Setting the Scheduler and Priorities.

The Orocos thread priorities are set during thread construction time and can be changed later on with setPriority. Priorities are integer numbers which are passed directly to the underlying OS. One can use priorities portably by using the RTT::os::LowestPriority, RTT::os::HighestPriority and RTT::os::IncreasePriority variables which are defined for each OS.

OSes that support multiple schedulers can use the setScheduler function to influence the scheduling policy of a given thread. Orocos guarantees that the ORO_SCHED_RT and ORO_SCHED_OTHER variables are defined and can be used portably. The former `hints’ a real-time scheduling policy, while the latter `hints’ a not real-time scheduling policy. Each OS may define additional variables which map more appropriately to its scheduler policies. When only one scheduling policy is available, both variables map to the same scheduler.

ThreadScope: Oscilloscope Monitoring of Orocos Threads

You can configure the OS layer at compilation time using CMake to report thread execution as block-waves on the parallel port or any other digital output device. Monitoring through the parallel port requires that a parallel port Device Driver is installed, and for Linux based OSes, that you execute the Orocos program as root.

If the Logger is active, it will log the mapping of Threads to the device’s output pins to the orocos.log file. Just before step() is entered, the pin will be set high, and when step() is left, the pin is set low again. From within any RTT activity function, you may then additionally use the ThreadScope driver as such :

  RTT::DigitalOutInterface* pp = DigitalOutInterface::nameserver.getObject("ThreadScope");
if ( pp )
    pp->setBit( this->getTask()->thread()->threadNumber(), value );

which sets the corresponding bit to a boolean value. The main thread claims pin zero, the other pins are assigned incrementally as each new Orocos thread is created.
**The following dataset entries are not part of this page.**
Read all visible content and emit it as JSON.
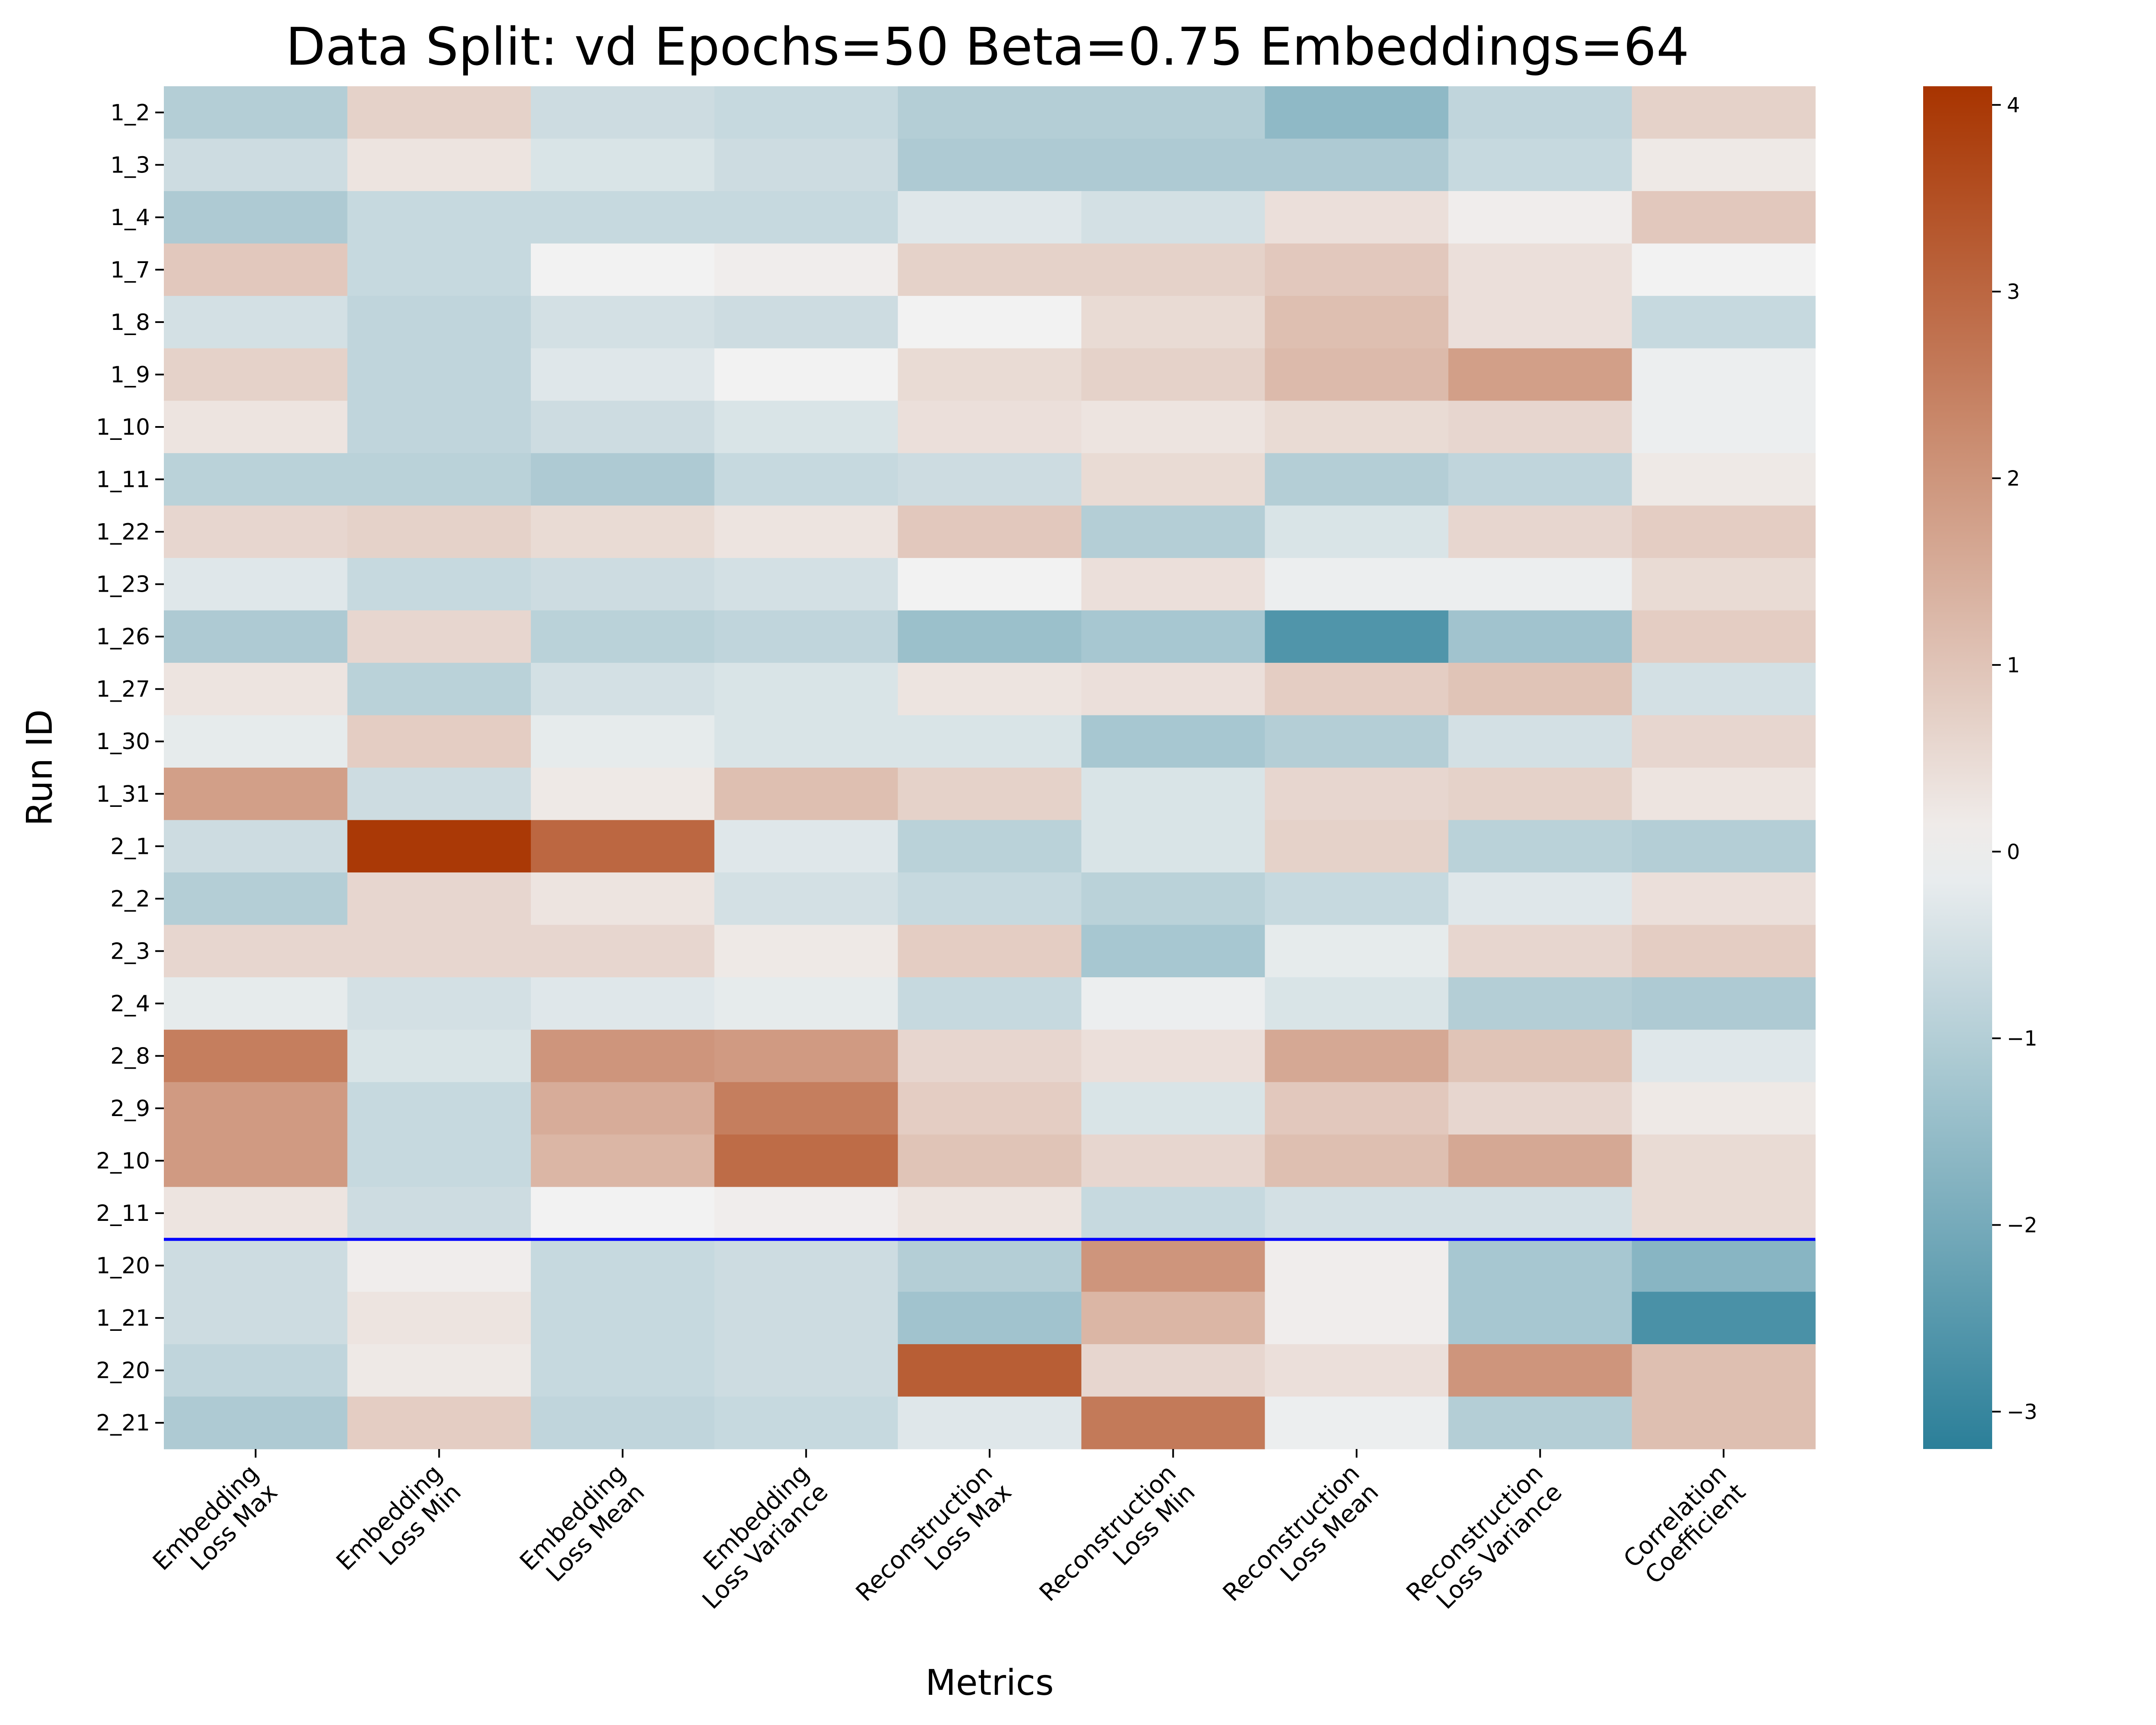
{
  "chart_data": {
    "type": "heatmap",
    "title": "Data Split: vd Epochs=50 Beta=0.75 Embeddings=64",
    "xlabel": "Metrics",
    "ylabel": "Run ID",
    "columns": [
      [
        "Embedding",
        "Loss Max"
      ],
      [
        "Embedding",
        "Loss Min"
      ],
      [
        "Embedding",
        "Loss Mean"
      ],
      [
        "Embedding",
        "Loss Variance"
      ],
      [
        "Reconstruction",
        "Loss Max"
      ],
      [
        "Reconstruction",
        "Loss Min"
      ],
      [
        "Reconstruction",
        "Loss Mean"
      ],
      [
        "Reconstruction",
        "Loss Variance"
      ],
      [
        "Correlation",
        "Coefficient"
      ]
    ],
    "rows": [
      "1_2",
      "1_3",
      "1_4",
      "1_7",
      "1_8",
      "1_9",
      "1_10",
      "1_11",
      "1_22",
      "1_23",
      "1_26",
      "1_27",
      "1_30",
      "1_31",
      "2_1",
      "2_2",
      "2_3",
      "2_4",
      "2_8",
      "2_9",
      "2_10",
      "2_11",
      "1_20",
      "1_21",
      "2_20",
      "2_21"
    ],
    "values": [
      [
        -1.0,
        0.7,
        -0.6,
        -0.7,
        -1.0,
        -1.0,
        -1.6,
        -0.8,
        0.7
      ],
      [
        -0.6,
        0.3,
        -0.4,
        -0.6,
        -1.1,
        -1.1,
        -1.1,
        -0.7,
        0.2
      ],
      [
        -1.1,
        -0.7,
        -0.7,
        -0.7,
        -0.3,
        -0.5,
        0.4,
        0.1,
        0.9
      ],
      [
        0.9,
        -0.7,
        0.0,
        0.1,
        0.7,
        0.7,
        0.9,
        0.4,
        0.0
      ],
      [
        -0.5,
        -0.8,
        -0.5,
        -0.6,
        0.0,
        0.5,
        1.1,
        0.4,
        -0.7
      ],
      [
        0.7,
        -0.8,
        -0.3,
        0.0,
        0.5,
        0.7,
        1.2,
        1.8,
        -0.1
      ],
      [
        0.3,
        -0.8,
        -0.6,
        -0.4,
        0.4,
        0.3,
        0.5,
        0.6,
        -0.1
      ],
      [
        -0.9,
        -0.9,
        -1.1,
        -0.7,
        -0.6,
        0.5,
        -1.0,
        -0.8,
        0.2
      ],
      [
        0.6,
        0.7,
        0.5,
        0.3,
        0.9,
        -1.0,
        -0.4,
        0.6,
        0.8
      ],
      [
        -0.3,
        -0.7,
        -0.6,
        -0.5,
        0.0,
        0.4,
        -0.1,
        -0.1,
        0.5
      ],
      [
        -1.1,
        0.6,
        -0.9,
        -0.8,
        -1.4,
        -1.2,
        -2.6,
        -1.3,
        0.8
      ],
      [
        0.3,
        -0.9,
        -0.5,
        -0.4,
        0.3,
        0.4,
        0.8,
        1.0,
        -0.5
      ],
      [
        -0.2,
        0.8,
        -0.2,
        -0.4,
        -0.4,
        -1.2,
        -1.0,
        -0.5,
        0.6
      ],
      [
        1.8,
        -0.6,
        0.2,
        1.1,
        0.7,
        -0.4,
        0.6,
        0.7,
        0.3
      ],
      [
        -0.6,
        4.0,
        3.0,
        -0.3,
        -0.9,
        -0.4,
        0.7,
        -0.9,
        -1.0
      ],
      [
        -1.0,
        0.6,
        0.3,
        -0.5,
        -0.7,
        -0.9,
        -0.7,
        -0.3,
        0.4
      ],
      [
        0.6,
        0.6,
        0.6,
        0.2,
        0.8,
        -1.2,
        -0.2,
        0.6,
        0.8
      ],
      [
        -0.2,
        -0.5,
        -0.3,
        -0.2,
        -0.7,
        -0.1,
        -0.4,
        -1.0,
        -1.1
      ],
      [
        2.5,
        -0.4,
        2.0,
        1.9,
        0.6,
        0.4,
        1.6,
        1.0,
        -0.3
      ],
      [
        1.9,
        -0.7,
        1.5,
        2.5,
        0.8,
        -0.4,
        0.9,
        0.6,
        0.2
      ],
      [
        1.9,
        -0.7,
        1.3,
        2.9,
        1.0,
        0.6,
        1.1,
        1.6,
        0.5
      ],
      [
        0.3,
        -0.6,
        0.0,
        0.1,
        0.3,
        -0.7,
        -0.5,
        -0.5,
        0.5
      ],
      [
        -0.6,
        0.1,
        -0.7,
        -0.6,
        -1.0,
        2.0,
        0.1,
        -1.2,
        -1.7
      ],
      [
        -0.6,
        0.3,
        -0.7,
        -0.6,
        -1.3,
        1.3,
        0.1,
        -1.2,
        -2.7
      ],
      [
        -0.8,
        0.2,
        -0.7,
        -0.6,
        3.2,
        0.6,
        0.4,
        2.0,
        1.1
      ],
      [
        -1.1,
        0.8,
        -0.8,
        -0.7,
        -0.3,
        2.6,
        -0.1,
        -1.0,
        1.1
      ]
    ],
    "separator_after_row": "2_11",
    "separator_color": "#0000ff",
    "vmin": -3.2,
    "vmax": 4.1,
    "colorbar_ticks": [
      4,
      3,
      2,
      1,
      0,
      -1,
      -2,
      -3
    ],
    "colormap": {
      "low": "#2b7f99",
      "mid": "#f2f2f2",
      "high": "#a83400"
    }
  }
}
Synchronisation Primitives

Orocos OS only provides a few synchronisation primitives, mainly for guarding critical sections.

Mutexes

There are two kinds of Mutexes : RTT::os::Mutex and RTT::os::MutexRecursive. To lock a mutex, it has a method lock(), to unlock, the method is unlock() and to try to lock, it is trylock(). A lock() and trylock() on a recursive mutex from the same thread will always succeed, otherwise, it blocks.

For ease of use, there is a RTT::os::MutexLock which gets a Mutex as argument in the constructor. As long as the MutexLock object exists, the given Mutex is locked. This is called a scoped lock.
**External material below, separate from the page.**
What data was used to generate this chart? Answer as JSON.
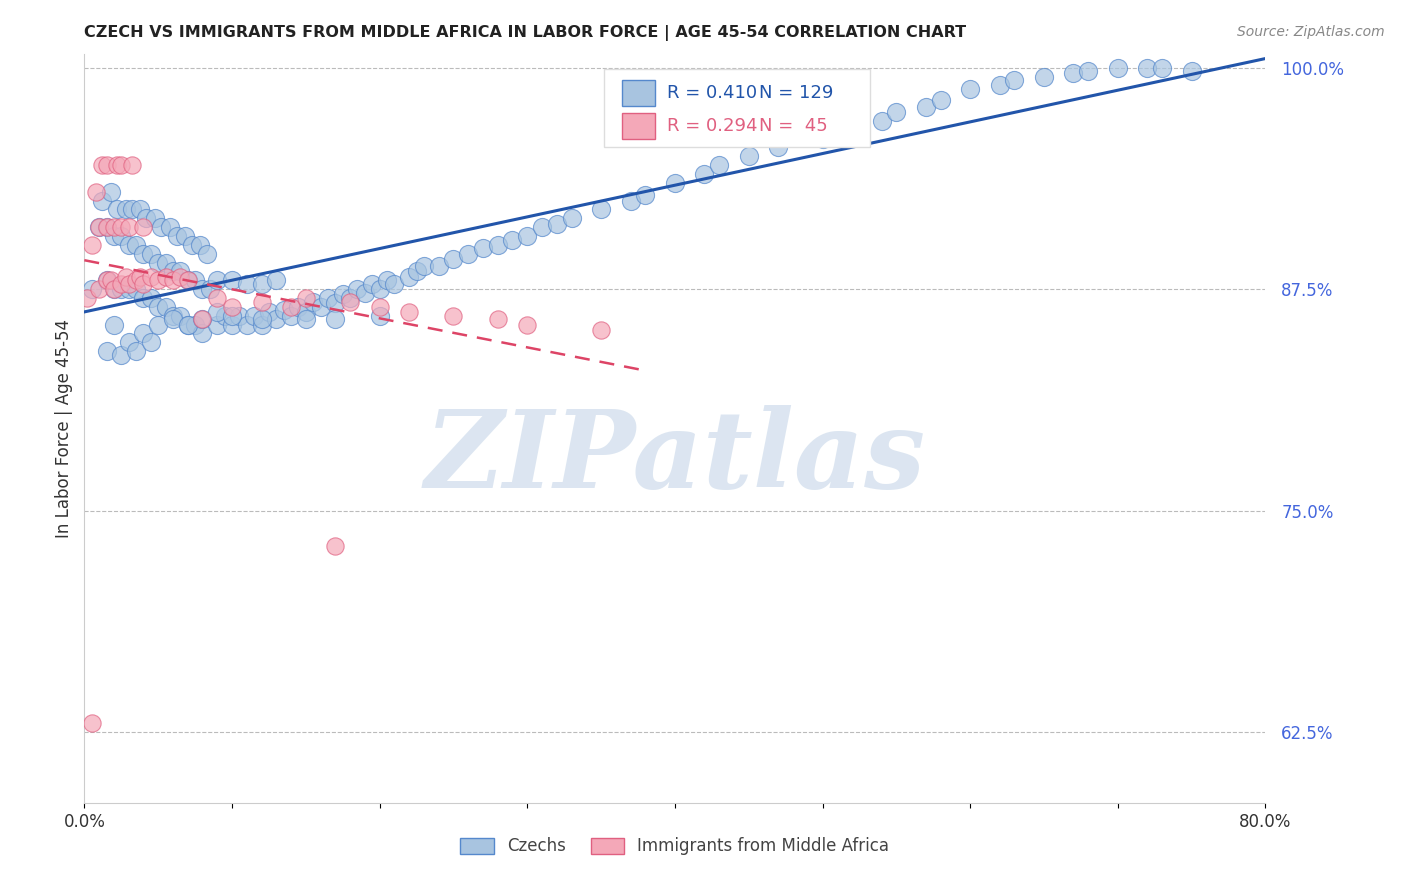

The first listing shows a complete lock over a function :

RTT::os::Mutex m;
void foo() {
   int i;
   RTT::os::MutexLock lock(m);
   // m is locked.
   // ...
} // when leaving foo(), m is unlocked.

Any scope is valid, so if the critical section is smaller than the size of the function, you can :

RTT::os::Mutex m;
void bar() {
   int i;
   // non critical section
   {
      RTT::os::MutexLock lock(m);
      // m is locked.
      // critical section
   } //  m is unlocked.
   // non critical section
   //...
}

Signals and Semaphores

Orocos provides a C++ semaphore abstraction class RTT::os::Semaphore. It is used mainly for non periodic, blocking tasks or threads. The higher level Event implementation in CoreLib can be used for thread safe signalling and data exchange in periodic tasks.

RTT::os::Semaphore sem(0); // initial value is zero.
void foo() {
   // Wait on sem, decrement value (blocking ):
   sem.wait()
   // awake : another thread did signal().

   // Signal sem, increment value (non blocking):
   sem.signal();

   // try wait on sem (non blocking):
   bool result = sem.trywait();
   if (result == false ) {
       // sem.value() was zero
   } else {
       // sem.value() was non-zero and is now decremented.
   }
}

Compare And Swap ( CAS )

CAS is a fundamental building block of the CoreLib classes for inter-thread communication and must be implemented for each OS target. See the Lock-Free sections of the CoreLib manual for Orocos classes which use this primitive.